What’s clear is that these challenges must be tackled if private banks are to introduce robust suitability. With further regulation on the horizon, the situation becomes even more urgent. Asia’s private banks must now knuckle down to the task of meeting their suitability obligations. The status quo is not sustainable.
The key to meeting their obligations is for private banks to
set up and adopt an end-to-end framework, which is embedded
into the sales and advisory process, and encompasses the five key
areas of suitability:
- client profiling – determine client risk profiles taking into
account all relevant factors;
- product rating – assess product risks and assign an
appropriate rating;
- controls and disclosures – guard against unsuitable
transactions and disclose relevant risks;
- surveillance – ensure the effectiveness of internal
controls;
- organisational culture – set up appropriate structure
and staff incentives.
But how should private banks go about establishing such a suitability framework? There are a number of factors to consider.

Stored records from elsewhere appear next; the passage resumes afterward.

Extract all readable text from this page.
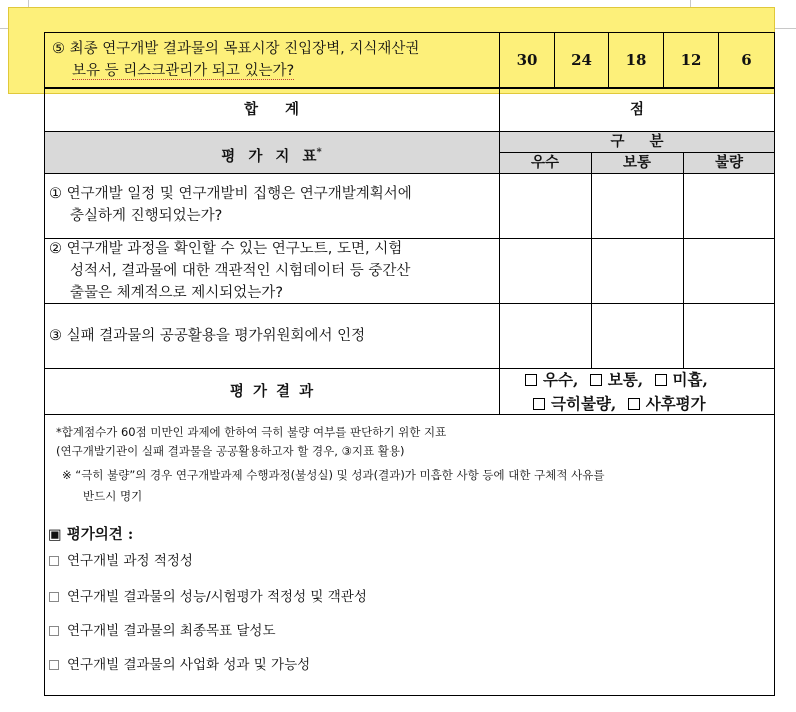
⑤ 최종 연구개발 결과물의 목표시장 진입장벽, 지식재산권
보유 등 리스크관리가 되고 있는가?
30	24	18	12	6
합 계	점
평 가 지 표*
구 분
우수	보통	불량
① 연구개발 일정 및 연구개발비 집행은 연구개발계획서에
충실하게 진행되었는가?
② 연구개발 과정을 확인할 수 있는 연구노트, 도면, 시험
성적서, 결과물에 대한 객관적인 시험데이터 등 중간산
출물은 체계적으로 제시되었는가?
③ 실패 결과물의 공공활용을 평가위원회에서 인정
평 가 결 과
우수, 보통, 미흡,
극히불량, 사후평가
*합계점수가 60점 미만인 과제에 한하여 극히 불량 여부를 판단하기 위한 지표
(연구개발기관이 실패 결과물을 공공활용하고자 할 경우, ③지표 활용)
※ “극히 불량”의 경우 연구개발과제 수행과정(불성실) 및 성과(결과)가 미흡한 사항 등에 대한 구체적 사유를
반드시 명기
▣ 평가의견 :
연구개빌 과정 적정성
연구개빌 결과물의 성능/시험평가 적정성 및 객관성
연구개빌 결과물의 최종목표 달성도
연구개빌 결과물의 사업화 성과 및 가능성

With all the piecemeal fixes to date, private banks need to focus on getting the approach and solution right the first time to avoid the re-work that has characterised many private banks’ suitability implementations. Throughout this process, a key mantra must always be: "keep it client-centric". If private banks simply approach their suitability requirements as a regulatory tick-box exercise, they will not succeed.
Automation is critical. Private banks need to build intelligence into their banking platform at every stage of the selling process. Relationship managers must be alerted to potential risk mismatches and concentration risk, which can then be discussed with the client. Automated suitability dashboards that capture control violations increase visibility to systematic issues. Controls that prevent relationship managers from trading products that they have not been trained on can reduce mis-selling.
The final piece of the puzzle for a successful roll-out is about getting the organisation mobilised and ready to meet suitability obligations. Critically, the incentive structure for relationship managers must not encourage them to push riskier products to clients. With a new wave of suitability regulations on the horizon, the pressure is on.
The Monetary Authority of Singapore, for example, is enhancing its regulatory framework for safeguarding investors’ interests. In 2016, amendments to the Securities and Futures Act will be tabled in parliament. Accredited investors will have the option to benefit from the full range of safeguards applicable to retail investors. Furthermore, the MAS is still reviewing feedback on its proposal to introduce a complexity-risk ratings framework for investment products and for these ratings to be disclosed to investors.
With private banks in Asia already struggling with existing suitability requirements, these anticipated updates to the regulation will pile even more pressure on the industry. Private banks must act promptly to put in place an effective long-term strategy to meet their investment suitability obligations if they are to avoid the scrutiny of the regulators and deliver a better client service.